A new program embedded within the rheumatology service provides genetic evaluations of patients with atypical autoinflammatory disease manifestations. The program builds on pioneering research findings that point to common genetic underpinnings across certain rheumatic conditions.

“When we can provide a molecular diagnosis that may reclassify patients, it’s going to be even more beneficial for figuring out exactly how to treat them.”

David B. Beck, MD, PhD

“Clinical diagnoses are helpful, but when we can provide a molecular diagnosis that may reclassify patients, it’s going to be even more beneficial for figuring out exactly how to treat them,” says David B. Beck, MD, PhD, an assistant professor in the Center for Human Genetics and Genomics.

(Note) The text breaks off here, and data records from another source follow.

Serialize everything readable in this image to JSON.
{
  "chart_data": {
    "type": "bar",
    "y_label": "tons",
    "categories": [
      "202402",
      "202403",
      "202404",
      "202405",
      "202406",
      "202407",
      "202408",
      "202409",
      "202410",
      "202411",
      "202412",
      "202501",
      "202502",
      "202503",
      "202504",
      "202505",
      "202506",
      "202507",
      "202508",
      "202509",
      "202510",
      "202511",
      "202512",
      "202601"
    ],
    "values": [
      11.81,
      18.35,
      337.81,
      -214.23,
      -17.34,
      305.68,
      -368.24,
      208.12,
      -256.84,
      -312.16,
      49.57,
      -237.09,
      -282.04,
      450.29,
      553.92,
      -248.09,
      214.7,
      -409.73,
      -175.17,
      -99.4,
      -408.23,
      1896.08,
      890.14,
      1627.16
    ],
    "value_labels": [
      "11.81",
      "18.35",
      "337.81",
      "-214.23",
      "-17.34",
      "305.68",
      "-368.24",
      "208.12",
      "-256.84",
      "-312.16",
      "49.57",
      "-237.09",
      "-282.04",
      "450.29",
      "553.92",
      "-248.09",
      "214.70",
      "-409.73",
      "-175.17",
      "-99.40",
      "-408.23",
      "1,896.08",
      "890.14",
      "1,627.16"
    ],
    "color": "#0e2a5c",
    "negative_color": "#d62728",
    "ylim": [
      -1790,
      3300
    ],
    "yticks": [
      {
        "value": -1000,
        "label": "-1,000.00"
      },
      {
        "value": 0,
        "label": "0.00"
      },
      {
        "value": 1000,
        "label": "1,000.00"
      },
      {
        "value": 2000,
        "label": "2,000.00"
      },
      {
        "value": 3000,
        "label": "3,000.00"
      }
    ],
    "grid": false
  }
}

Dr. Beck joined the faculty in 2021 and launched the Inflammatory Disease Genetics Program a few months later. While Dr. Beck is leading the genetic evaluations, genetic counselor Anna Cantor, MA, MS, works with patients and their families to understand the testing procedure, its implications for their care, and the potential genetic risk to other relatives.

The program is accepting referrals of patients whose inflammatory conditions have not responded well to treatment, or for those with unusual clinical presentations.

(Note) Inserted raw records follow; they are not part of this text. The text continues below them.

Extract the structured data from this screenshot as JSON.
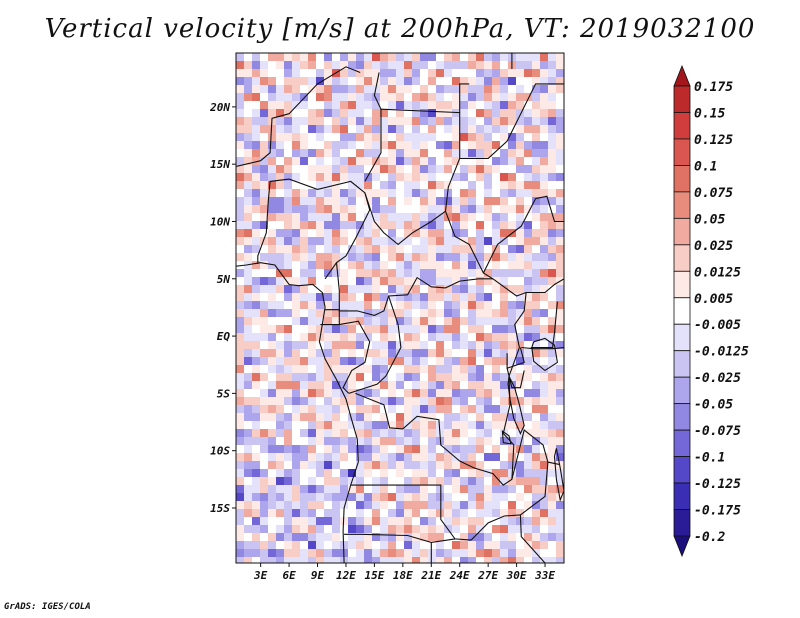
{
  "title": "Vertical velocity [m/s] at 200hPa, VT: 2019032100",
  "credit": "GrADS: IGES/COLA",
  "map": {
    "lat_labels": [
      {
        "lat": 20,
        "label": "20N"
      },
      {
        "lat": 15,
        "label": "15N"
      },
      {
        "lat": 10,
        "label": "10N"
      },
      {
        "lat": 5,
        "label": "5N"
      },
      {
        "lat": 0,
        "label": "EQ"
      },
      {
        "lat": -5,
        "label": "5S"
      },
      {
        "lat": -10,
        "label": "10S"
      },
      {
        "lat": -15,
        "label": "15S"
      }
    ],
    "lon_labels": [
      {
        "lon": 3,
        "label": "3E"
      },
      {
        "lon": 6,
        "label": "6E"
      },
      {
        "lon": 9,
        "label": "9E"
      },
      {
        "lon": 12,
        "label": "12E"
      },
      {
        "lon": 15,
        "label": "15E"
      },
      {
        "lon": 18,
        "label": "18E"
      },
      {
        "lon": 21,
        "label": "21E"
      },
      {
        "lon": 24,
        "label": "24E"
      },
      {
        "lon": 27,
        "label": "27E"
      },
      {
        "lon": 30,
        "label": "30E"
      },
      {
        "lon": 33,
        "label": "33E"
      }
    ],
    "lon_range": [
      0.4,
      35.0
    ],
    "lat_range": [
      -19.8,
      24.7
    ]
  },
  "colorbar": {
    "labels": [
      "0.175",
      "0.15",
      "0.125",
      "0.1",
      "0.075",
      "0.05",
      "0.025",
      "0.0125",
      "0.005",
      "-0.005",
      "-0.0125",
      "-0.025",
      "-0.05",
      "-0.075",
      "-0.1",
      "-0.125",
      "-0.175",
      "-0.2"
    ],
    "colors": [
      "#a3171c",
      "#bd2a2b",
      "#cf3e3c",
      "#d9574f",
      "#e07263",
      "#e88d7d",
      "#f0aaa0",
      "#f8cdc5",
      "#fde9e6",
      "#ffffff",
      "#e4e2fa",
      "#c9c4f2",
      "#aea6ec",
      "#9188e2",
      "#7468d8",
      "#5548c8",
      "#3a2eb4",
      "#2a1b96",
      "#1c0e7c"
    ]
  }
}
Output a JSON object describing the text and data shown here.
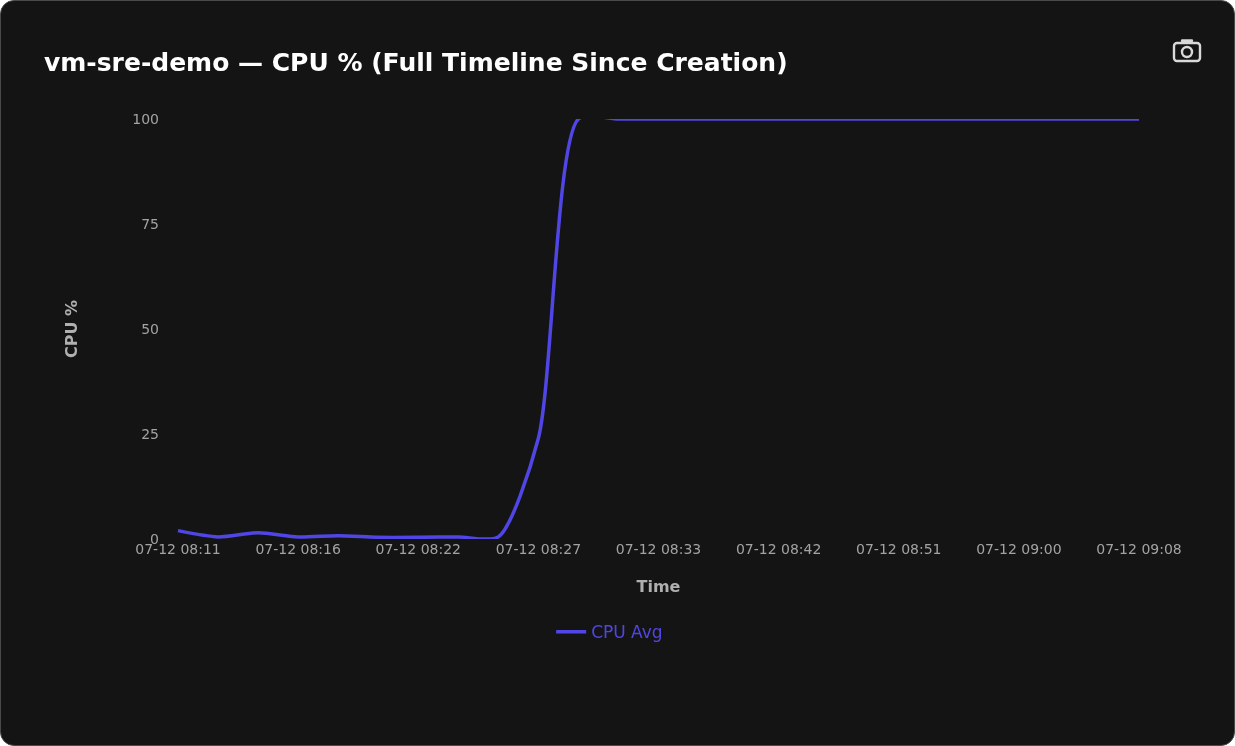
{
  "chart_data": {
    "type": "line",
    "title": "vm-sre-demo — CPU % (Full Timeline Since Creation)",
    "xlabel": "Time",
    "ylabel": "CPU %",
    "categories": [
      "07-12 08:11",
      null,
      null,
      "07-12 08:16",
      null,
      null,
      "07-12 08:22",
      null,
      null,
      "07-12 08:27",
      null,
      null,
      "07-12 08:33",
      null,
      null,
      "07-12 08:42",
      null,
      null,
      "07-12 08:51",
      null,
      null,
      "07-12 09:00",
      null,
      null,
      "07-12 09:08"
    ],
    "series": [
      {
        "name": "CPU Avg",
        "color": "#5046e5",
        "values": [
          2.0,
          0.5,
          1.5,
          0.5,
          0.8,
          0.4,
          0.4,
          0.5,
          0.5,
          24,
          100,
          100,
          100,
          100,
          100,
          100,
          100,
          100,
          100,
          100,
          100,
          100,
          100,
          100,
          100
        ]
      }
    ],
    "ylim": [
      0,
      100
    ],
    "yticks": [
      0,
      25,
      50,
      75,
      100
    ],
    "legend": "bottom",
    "line_style": "solid"
  }
}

New Options for Vexing VEXAS

As a complement to his clinical work, Dr. Beck’s research uses cellular and animal models to explore the genetic and molecular underpinnings of rheumatic diseases with unexplained inflammation.

Among adult patients, for example, recent research has underscored the importance of somatic mutations in driving age-related diseases.

In a groundbreaking 2020 New England Journal of Medicine study, Dr. Beck and colleagues reported that somatic mutations in the UBA1 gene on chromosome X cause VEXAS (vacuoles, E1 enzyme, X-linked, autoinflammatory, somatic) syndrome, seen almost exclusively in male patients. In 2021, the American Society of Hematology named the research group’s new disease discovery “This Year’s Best in Hematology Diagnosis.”

Many of the patients in the study were previously given different rheumatic and hematologic diagnoses, such as relapsing polychondritis or myelodysplastic syndrome, but carried the same genetic mutation.

“It shows that these seemingly different diseases have the same underlying etiology,” Dr. Beck says. “Secondly, it helps us understand that in some cases, the clinical diagnosis isn’t anywhere near as helpful as the genetic diagnosis.”

Leveraging the information from the genetic evaluation has guided clinicians toward more effective VEXAS syndrome therapies such as bone marrow transplants, Dr. Beck explains.

Expanding Genetics-Driven Insights

Dr. Beck envisions that genetic evaluations will open up new diagnostic and therapeutic options for many atypical conditions.

“You can take patients out of these undiagnosed categories and give them a very highly specific diagnosis, which can have big prognostic and treatment implications,” he says.

The Center for Human Genetics & Genomics has placed a growing emphasis on integrating genetics-driven personalized medicine into medical specialties. Given NYU Langone Health’s robust clinical practice in rheumatology, Dr. Beck says, it made sense to merge that strength with the medical center’s unique genetics infrastructure.

“This is pairing the best of both worlds,” he says.